Über 4000 Quadratmeter Solarpanels auf dem Dach der Profilpress in Muri
Für fast 200 typische Vierpersonen-Haushalte würde er reichen, der Strom, der auf dem Dach der Profilpress produziert wird. Verwendet werden soll er allerdings für die eigene Produktion.
Thomas Stöckli
«Die Kosteneinsparung steht nicht im Vordergrund», betont Immobilienbesitzer Josef Nietlispach, «die Nachhaltigkeit ist uns wichtig.» Und Adrian Trottmann, sein Nachfolger als Eigner der Profilpress AG, bestätigt: «Anders angelegt würde das Geld wohl mehr Rendite bringen.» Und doch stehen auch geschäftliche Überlegungen hinter dem Entscheid, praktisch die komplette Dachfläche des Industriebetriebs am Rande von Muri mit Solarpanels zu belegen. Nebst Qualität, Preis und terminlicher Verlässlichkeit wird bei der Vergabe von Aufträgen auch die Ökologie immer stärker gewichtet, erklärt Trottmann.
Den Strom selber nutzen
Die Planung der über 4000 Quadratmeter grossen Photovoltaikanlage mit einer Leistung von 663 kWp begann vor drei Jahren. «Wir haben schon beim Verkauf der Firma alles vertraglich geregelt. Will heissen: Die Profilpress bezieht den Strom vom Dach 10 Prozent unter dem Marktwert. Rund 590 MWh Energie – das entspricht dem Bedarf von gegen 200 typischen Schweizer Vierpersonen-Haushalten – sollte die neue Anlage pro Jahr bringen. Dem steht ein Stromverbrauch von mehr als einer Gigawattstunde gegenüber. Entsprechend könnte die Anlage über 50 Prozent des Bedarfs der Profilpress decken. Wobei der Strom, den die Anlage am Wochenende und nach Feierabend produziert, derzeit noch nicht genutzt werden kann. Aus diesem Grund sollen in einem nächsten Schritt Speicher entstehen. In welcher Form, das ist noch nicht ganz klar. «Das sind wir jetzt am Planen», so Nietlispach.
Ein weiteres Hindernis, das volle Potenzial der PV-Anlage vor Ort nutzen zu können, ist formaljuristischen Ursprungs: Weil die Anlage so gross ist, dass die Einspeisung ins Netz in zwei Teilen erfolgen muss, ist die Gründung eines Zusammenschlusses zum Eigenverbrauch (ZEV) notwendig. Eine neue Möglichkeit, die offenbar noch nicht ausreichend geregelt ist, weshalb ein grosser Teil der Eigenproduktion derzeit noch eingespeist werden muss.
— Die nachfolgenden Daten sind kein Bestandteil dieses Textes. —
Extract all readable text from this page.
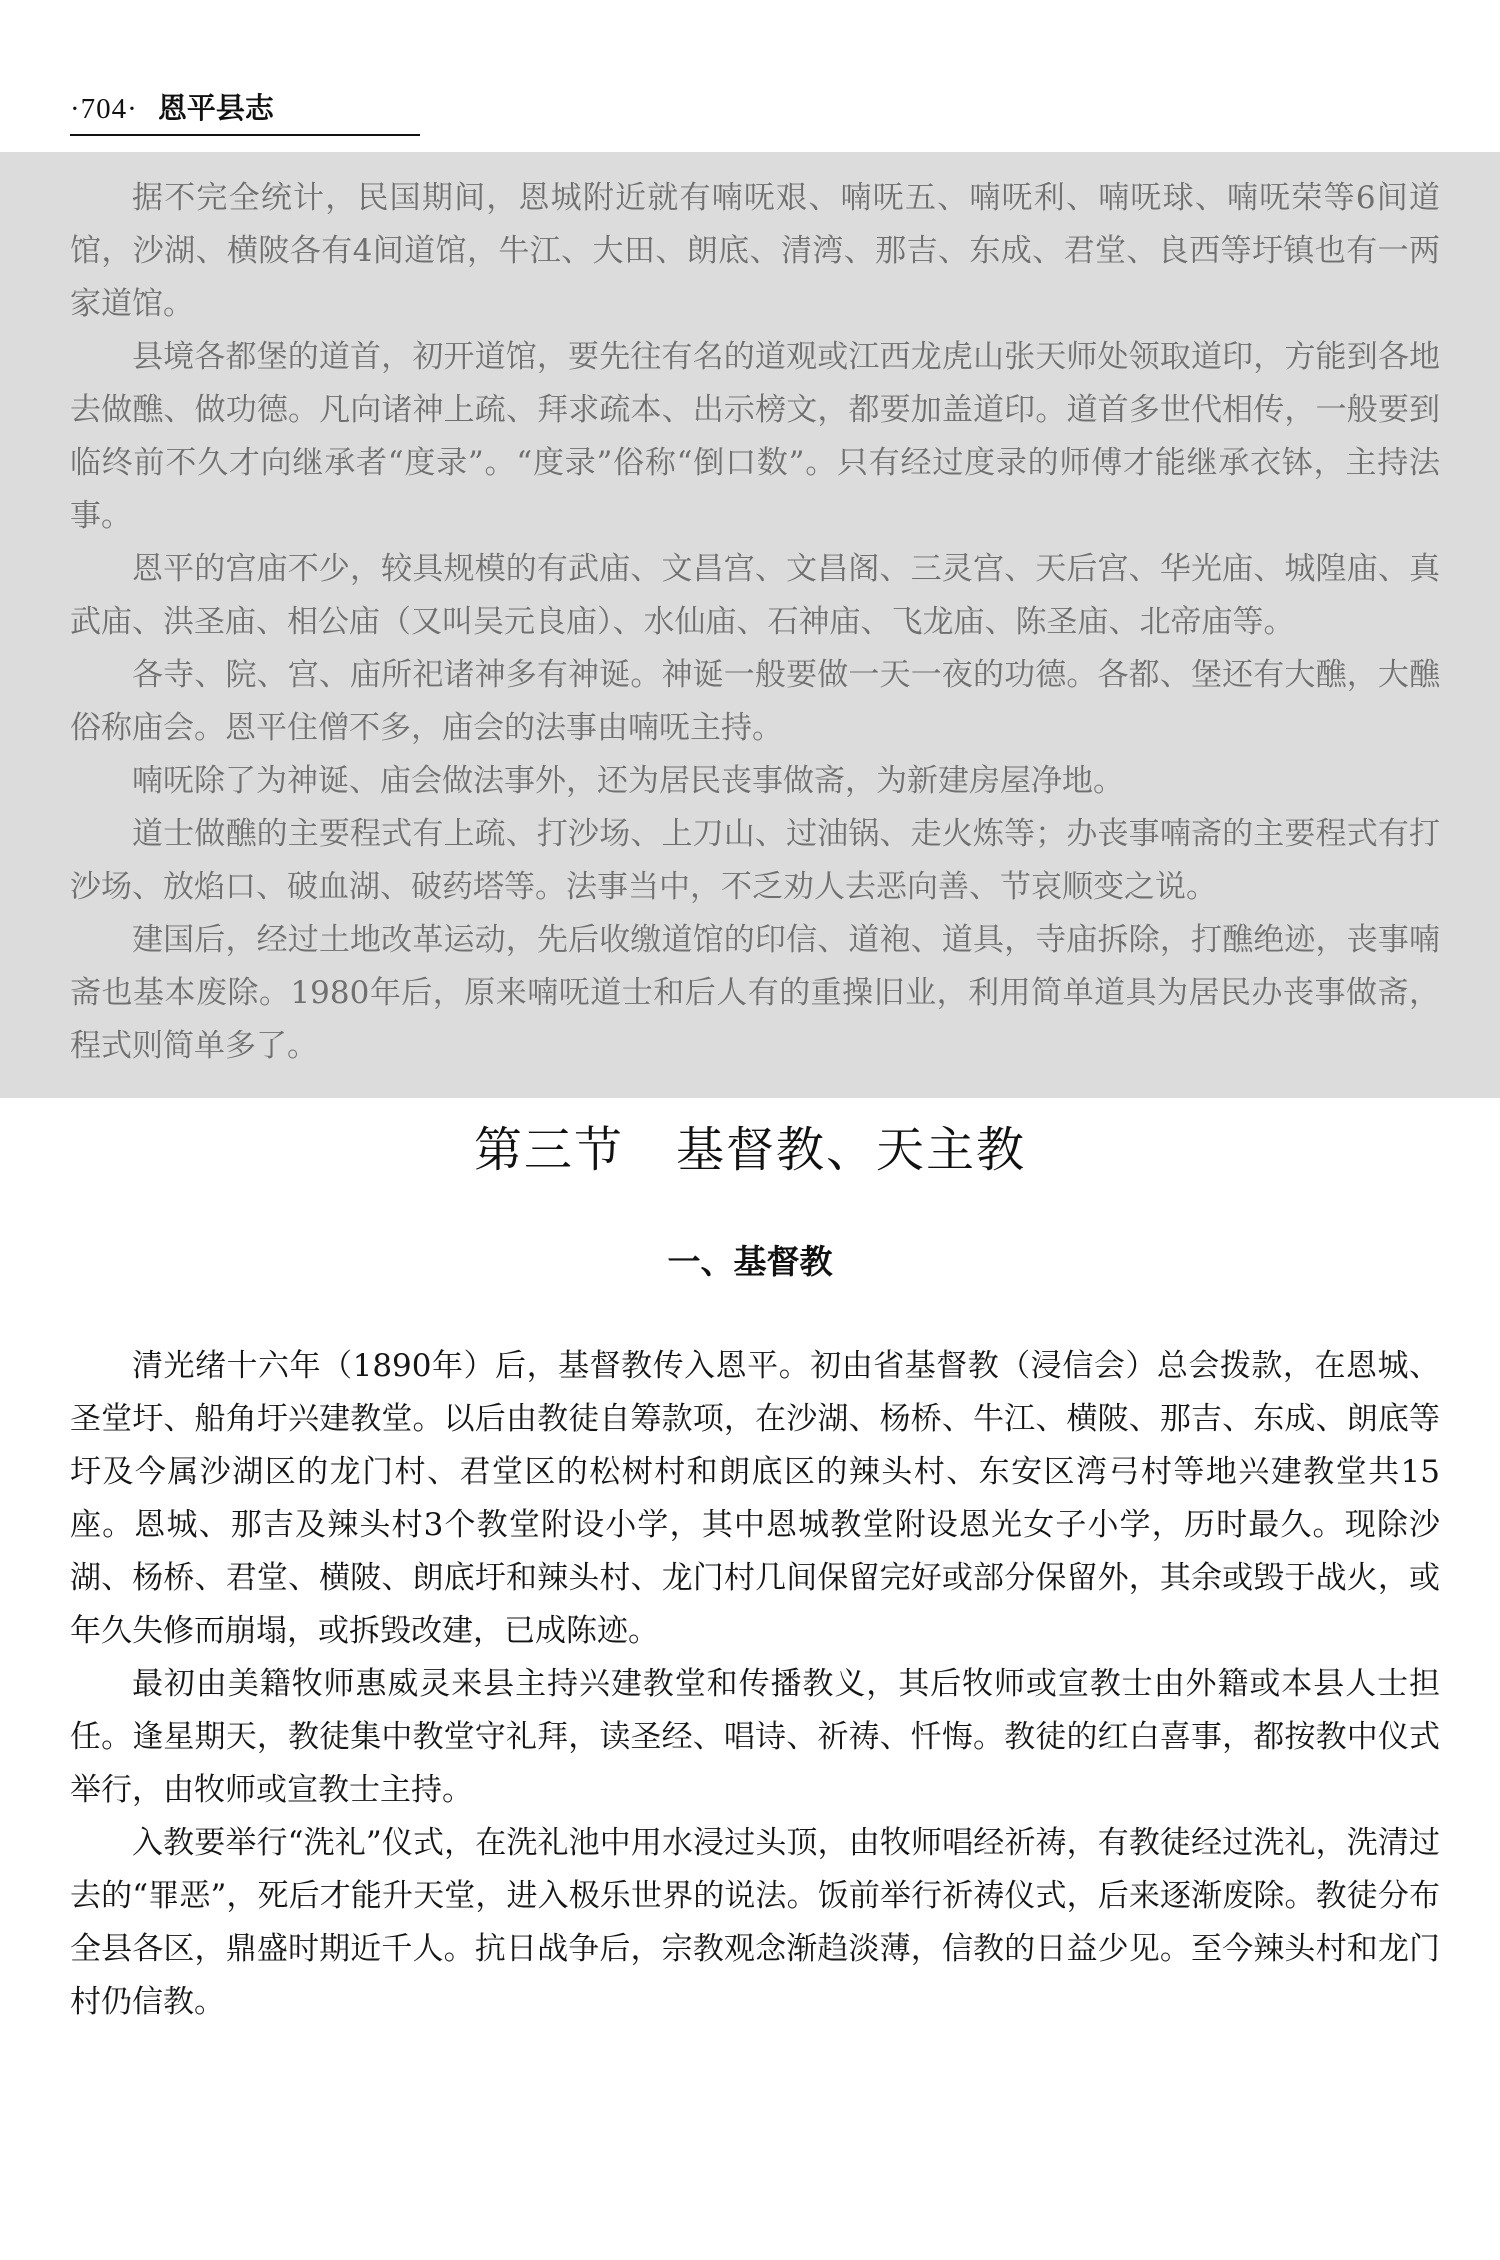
·704· 恩平县志

据不完全统计，民国期间，恩城附近就有喃呒艰、喃呒五、喃呒利、喃呒球、喃呒荣等6间道馆，沙湖、横陂各有4间道馆，牛江、大田、朗底、清湾、那吉、东成、君堂、良西等圩镇也有一两家道馆。

县境各都堡的道首，初开道馆，要先往有名的道观或江西龙虎山张天师处领取道印，方能到各地去做醮、做功德。凡向诸神上疏、拜求疏本、出示榜文，都要加盖道印。道首多世代相传，一般要到临终前不久才向继承者“度录”。“度录”俗称“倒口数”。只有经过度录的师傅才能继承衣钵，主持法事。

恩平的宫庙不少，较具规模的有武庙、文昌宫、文昌阁、三灵宫、天后宫、华光庙、城隍庙、真武庙、洪圣庙、相公庙（又叫吴元良庙）、水仙庙、石神庙、飞龙庙、陈圣庙、北帝庙等。

各寺、院、宫、庙所祀诸神多有神诞。神诞一般要做一天一夜的功德。各都、堡还有大醮，大醮俗称庙会。恩平住僧不多，庙会的法事由喃呒主持。

喃呒除了为神诞、庙会做法事外，还为居民丧事做斋，为新建房屋净地。

道士做醮的主要程式有上疏、打沙场、上刀山、过油锅、走火炼等；办丧事喃斋的主要程式有打沙场、放焰口、破血湖、破药塔等。法事当中，不乏劝人去恶向善、节哀顺变之说。

建国后，经过土地改革运动，先后收缴道馆的印信、道袍、道具，寺庙拆除，打醮绝迹，丧事喃斋也基本废除。1980年后，原来喃呒道士和后人有的重操旧业，利用简单道具为居民办丧事做斋，程式则简单多了。

第三节 基督教、天主教
一、基督教

清光绪十六年（1890年）后，基督教传入恩平。初由省基督教（浸信会）总会拨款，在恩城、圣堂圩、船角圩兴建教堂。以后由教徒自筹款项，在沙湖、杨桥、牛江、横陂、那吉、东成、朗底等圩及今属沙湖区的龙门村、君堂区的松树村和朗底区的辣头村、东安区湾弓村等地兴建教堂共15座。恩城、那吉及辣头村3个教堂附设小学，其中恩城教堂附设恩光女子小学，历时最久。现除沙湖、杨桥、君堂、横陂、朗底圩和辣头村、龙门村几间保留完好或部分保留外，其余或毁于战火，或年久失修而崩塌，或拆毁改建，已成陈迹。

最初由美籍牧师惠威灵来县主持兴建教堂和传播教义，其后牧师或宣教士由外籍或本县人士担任。逢星期天，教徒集中教堂守礼拜，读圣经、唱诗、祈祷、忏悔。教徒的红白喜事，都按教中仪式举行，由牧师或宣教士主持。

入教要举行“洗礼”仪式，在洗礼池中用水浸过头顶，由牧师唱经祈祷，有教徒经过洗礼，洗清过去的“罪恶”，死后才能升天堂，进入极乐世界的说法。饭前举行祈祷仪式，后来逐渐废除。教徒分布全县各区，鼎盛时期近千人。抗日战争后，宗教观念渐趋淡薄，信教的日益少见。至今辣头村和龙门村仍信教。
Das belastet das Stromnetz unnötig und verursacht sowohl dem Immobilienbesitzer als auch dem Unternehmer Mehrkosten. Schliesslich bringt der ans Netz abgegebene Strom bei Weitem nicht so viel, wie der Bezug kostet.
Aktiv werden, statt nur reden
Trotz dieser Widrigkeiten mache ihm die Auseinandersetzung mit Nachhaltigkeitsthemen Spass, verrät Josef Nietlispach: «Wenn die Sonne scheint, ist die Freude jetzt noch grösser», sagt er, der mittlerweile auch privat eine Photovoltaikanlage realisiert hat. Als Techniker und Tüftler geht er insbesondere in der Planung auf. Adrian Trottmann schätzt seinerseits das Engagement seines Liegenschaftsvermieters sehr: «Das ist nicht selbstverständlich.» Und er trägt die Nachhaltigkeitsziele mit. So schwebt ihm etwa vor, künftig die Abwärme der Lasermaschinen nutzen zu können. «Das wird in den nächsten fünf, zehn Jahren sicher ein Thema sein», sagt er.
«Es gibt viele, die reden: ‹Man sollte ...› und ‹man müsste ...›. Wir setzen es auch um», sagt Adrian Trottmann selbstbewusst. Die grosse PV-Anlage auf dem Dach seiner Profilpress sieht er denn auch als Vorbild, als Referenzobjekt für die Region. «Ich weiss zumindest von keiner vergleichbaren Anlage in Muri und Umgebung.»